The Ministry of Agriculture plans to buy a total 118,000 tonnes of foreign rice for processed food and alcohol use in a regular tender closing on Friday, a ministry official said on Monday. Of the total, the ministry is seeking 40,000 tonnes of Thai rice, 39,000 tonnes of US rice and the remaining 39,000 tonnes of any origin.
Shipment for the Naha port in Okinawa, southern Japan, of 5,000 tonnes of Thai rice is due between March 15 and April 15, and shipments for the remaining 113,000 tonnes are due between March 25 and April 30, the official said.
In the previous tender on December 7, the ministry bought 30,000 tonnes of Thai rice at a weighted average price of 51,818 yen ($457.30) per tonne.

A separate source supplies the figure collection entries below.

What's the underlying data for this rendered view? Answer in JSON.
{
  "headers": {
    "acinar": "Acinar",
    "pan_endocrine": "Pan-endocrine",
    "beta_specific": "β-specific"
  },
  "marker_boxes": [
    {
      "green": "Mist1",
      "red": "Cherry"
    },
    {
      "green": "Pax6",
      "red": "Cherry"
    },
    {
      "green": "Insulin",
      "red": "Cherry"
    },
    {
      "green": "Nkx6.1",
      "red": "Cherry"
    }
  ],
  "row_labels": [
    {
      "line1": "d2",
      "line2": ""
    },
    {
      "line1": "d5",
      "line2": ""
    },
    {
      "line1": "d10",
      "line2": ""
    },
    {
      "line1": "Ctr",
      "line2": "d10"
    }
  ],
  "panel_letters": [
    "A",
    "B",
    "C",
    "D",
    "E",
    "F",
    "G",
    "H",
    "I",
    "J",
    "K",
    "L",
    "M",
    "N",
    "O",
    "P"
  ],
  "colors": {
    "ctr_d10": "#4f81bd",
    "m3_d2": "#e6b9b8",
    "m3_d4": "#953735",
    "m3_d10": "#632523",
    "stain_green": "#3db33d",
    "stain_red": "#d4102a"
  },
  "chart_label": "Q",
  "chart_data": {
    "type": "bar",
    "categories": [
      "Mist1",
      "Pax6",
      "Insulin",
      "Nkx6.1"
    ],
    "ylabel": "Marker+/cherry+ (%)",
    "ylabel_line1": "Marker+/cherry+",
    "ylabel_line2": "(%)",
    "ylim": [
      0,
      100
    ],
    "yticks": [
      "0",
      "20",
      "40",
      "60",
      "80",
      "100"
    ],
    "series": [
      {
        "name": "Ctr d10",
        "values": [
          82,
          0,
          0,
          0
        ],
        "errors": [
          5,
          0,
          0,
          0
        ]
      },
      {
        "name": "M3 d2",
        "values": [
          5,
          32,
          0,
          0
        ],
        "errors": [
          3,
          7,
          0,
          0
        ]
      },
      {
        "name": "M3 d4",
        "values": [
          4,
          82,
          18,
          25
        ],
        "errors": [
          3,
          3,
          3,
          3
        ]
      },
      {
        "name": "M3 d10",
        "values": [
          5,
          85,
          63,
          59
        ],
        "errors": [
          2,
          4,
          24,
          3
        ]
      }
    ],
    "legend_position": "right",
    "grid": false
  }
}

The accepted amount was short of a planned 40,000 tonnes of Thai rice as there were insufficient bids for 10,000 tonnes. The official said Friday's tender would be the ministry's last tender for foreign rice this month, and the sixth ordinary rice tender in the fiscal year to March next year.
The ministry bought a total 254,000 tonnes in the past five ordinary tenders -- 143,000 tonnes of US rice, 90,000 tonnes of Thai rice and 21,000 tonnes of Vietnam rice. Japan keeps a tight grip on imports of rice, the country's staple food, as its food self-sufficiency rate is one of the lowest among industrialised nations.

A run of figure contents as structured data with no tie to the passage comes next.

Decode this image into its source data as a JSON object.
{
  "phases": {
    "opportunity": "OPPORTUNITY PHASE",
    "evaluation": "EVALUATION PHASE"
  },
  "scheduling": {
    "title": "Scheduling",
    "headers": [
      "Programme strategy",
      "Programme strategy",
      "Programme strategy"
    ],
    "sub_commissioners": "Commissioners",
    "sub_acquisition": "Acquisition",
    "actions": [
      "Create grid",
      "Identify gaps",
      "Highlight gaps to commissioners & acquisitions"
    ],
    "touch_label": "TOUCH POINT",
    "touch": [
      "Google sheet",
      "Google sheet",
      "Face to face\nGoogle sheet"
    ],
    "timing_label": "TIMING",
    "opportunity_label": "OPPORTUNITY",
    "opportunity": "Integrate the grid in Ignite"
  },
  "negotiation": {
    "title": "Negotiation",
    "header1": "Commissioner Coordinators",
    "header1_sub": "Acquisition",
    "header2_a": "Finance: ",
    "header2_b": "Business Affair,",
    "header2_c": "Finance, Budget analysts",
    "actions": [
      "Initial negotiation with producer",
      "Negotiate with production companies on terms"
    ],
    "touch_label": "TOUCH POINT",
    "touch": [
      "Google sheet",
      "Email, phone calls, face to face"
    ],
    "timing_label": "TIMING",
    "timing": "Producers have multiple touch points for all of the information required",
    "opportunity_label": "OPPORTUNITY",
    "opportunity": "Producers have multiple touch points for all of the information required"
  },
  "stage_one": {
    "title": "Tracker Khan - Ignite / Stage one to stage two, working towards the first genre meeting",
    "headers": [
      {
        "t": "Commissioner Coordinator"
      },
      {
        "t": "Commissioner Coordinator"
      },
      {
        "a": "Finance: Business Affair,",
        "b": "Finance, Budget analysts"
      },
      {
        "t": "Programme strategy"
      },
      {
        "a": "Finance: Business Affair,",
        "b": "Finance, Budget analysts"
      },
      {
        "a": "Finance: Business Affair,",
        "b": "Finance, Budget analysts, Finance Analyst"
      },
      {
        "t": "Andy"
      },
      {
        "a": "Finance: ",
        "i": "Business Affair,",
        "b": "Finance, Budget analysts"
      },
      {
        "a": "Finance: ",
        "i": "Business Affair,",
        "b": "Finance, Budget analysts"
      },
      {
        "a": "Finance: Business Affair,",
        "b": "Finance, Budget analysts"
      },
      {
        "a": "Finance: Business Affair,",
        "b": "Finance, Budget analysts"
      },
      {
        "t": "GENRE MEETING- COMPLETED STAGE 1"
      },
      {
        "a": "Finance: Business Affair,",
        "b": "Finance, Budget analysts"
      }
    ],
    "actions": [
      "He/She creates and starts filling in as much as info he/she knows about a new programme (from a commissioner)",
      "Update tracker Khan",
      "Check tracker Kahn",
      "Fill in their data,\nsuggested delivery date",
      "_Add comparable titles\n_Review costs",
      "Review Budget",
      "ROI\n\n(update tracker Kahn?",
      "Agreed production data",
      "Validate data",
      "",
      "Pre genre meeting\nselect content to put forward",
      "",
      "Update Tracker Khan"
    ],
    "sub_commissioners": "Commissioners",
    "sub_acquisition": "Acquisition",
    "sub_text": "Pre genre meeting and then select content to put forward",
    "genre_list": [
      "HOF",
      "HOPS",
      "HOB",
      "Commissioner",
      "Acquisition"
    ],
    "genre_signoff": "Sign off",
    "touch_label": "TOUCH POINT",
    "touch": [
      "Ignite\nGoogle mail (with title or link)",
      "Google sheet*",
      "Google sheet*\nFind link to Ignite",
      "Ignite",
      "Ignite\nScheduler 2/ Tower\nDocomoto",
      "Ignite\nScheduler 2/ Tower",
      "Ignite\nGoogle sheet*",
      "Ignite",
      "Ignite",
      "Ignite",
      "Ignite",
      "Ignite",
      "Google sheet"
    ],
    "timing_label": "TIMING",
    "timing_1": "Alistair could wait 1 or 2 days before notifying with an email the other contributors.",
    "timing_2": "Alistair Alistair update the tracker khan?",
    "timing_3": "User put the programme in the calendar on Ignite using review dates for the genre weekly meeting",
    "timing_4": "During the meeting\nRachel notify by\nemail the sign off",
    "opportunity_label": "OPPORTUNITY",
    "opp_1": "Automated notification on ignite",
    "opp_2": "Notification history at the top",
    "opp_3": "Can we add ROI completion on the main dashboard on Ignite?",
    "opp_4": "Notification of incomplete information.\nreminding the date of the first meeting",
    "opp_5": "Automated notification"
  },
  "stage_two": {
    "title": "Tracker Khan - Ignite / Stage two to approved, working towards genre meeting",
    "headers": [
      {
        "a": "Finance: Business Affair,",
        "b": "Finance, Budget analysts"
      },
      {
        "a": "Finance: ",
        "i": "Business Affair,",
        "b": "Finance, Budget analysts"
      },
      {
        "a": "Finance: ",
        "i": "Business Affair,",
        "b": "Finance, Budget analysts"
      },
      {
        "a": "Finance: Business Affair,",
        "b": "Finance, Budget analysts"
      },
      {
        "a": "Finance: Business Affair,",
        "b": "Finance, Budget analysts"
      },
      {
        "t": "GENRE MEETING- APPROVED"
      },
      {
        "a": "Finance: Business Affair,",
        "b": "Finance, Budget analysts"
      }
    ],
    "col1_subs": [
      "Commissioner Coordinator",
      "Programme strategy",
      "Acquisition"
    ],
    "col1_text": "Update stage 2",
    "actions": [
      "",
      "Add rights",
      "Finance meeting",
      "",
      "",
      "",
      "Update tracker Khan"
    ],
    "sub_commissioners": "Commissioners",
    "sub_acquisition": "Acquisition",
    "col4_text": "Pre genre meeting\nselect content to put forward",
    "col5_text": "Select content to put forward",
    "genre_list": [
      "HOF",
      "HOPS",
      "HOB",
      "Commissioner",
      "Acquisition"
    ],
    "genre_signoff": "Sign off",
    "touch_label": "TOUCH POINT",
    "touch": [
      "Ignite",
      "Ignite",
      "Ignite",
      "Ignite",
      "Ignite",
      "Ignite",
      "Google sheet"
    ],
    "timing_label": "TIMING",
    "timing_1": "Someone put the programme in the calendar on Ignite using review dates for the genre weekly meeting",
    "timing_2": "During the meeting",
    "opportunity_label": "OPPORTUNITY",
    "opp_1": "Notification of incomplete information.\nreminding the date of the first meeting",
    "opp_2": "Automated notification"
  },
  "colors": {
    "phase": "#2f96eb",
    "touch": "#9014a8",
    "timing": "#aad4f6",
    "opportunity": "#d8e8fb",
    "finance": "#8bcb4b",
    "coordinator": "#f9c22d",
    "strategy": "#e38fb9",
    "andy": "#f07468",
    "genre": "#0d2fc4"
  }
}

The ministry also buys foreign rice via a tender under the more flexible simultaneous buy and sell (SBS) system, which allows buyers to negotiate the grain's origin, price and quantity with licensed trading houses before jointly placing bids to the government.
Through the past three SBS tenders, the ministry bought a total of 70,092 tonnes of foreign rice -- 51,020 tonnes from China, 17,702 tonnes from the United States, 1,178 tonnes from Thailand, 120 tonnes from Pakistan and 72 tonnes from India.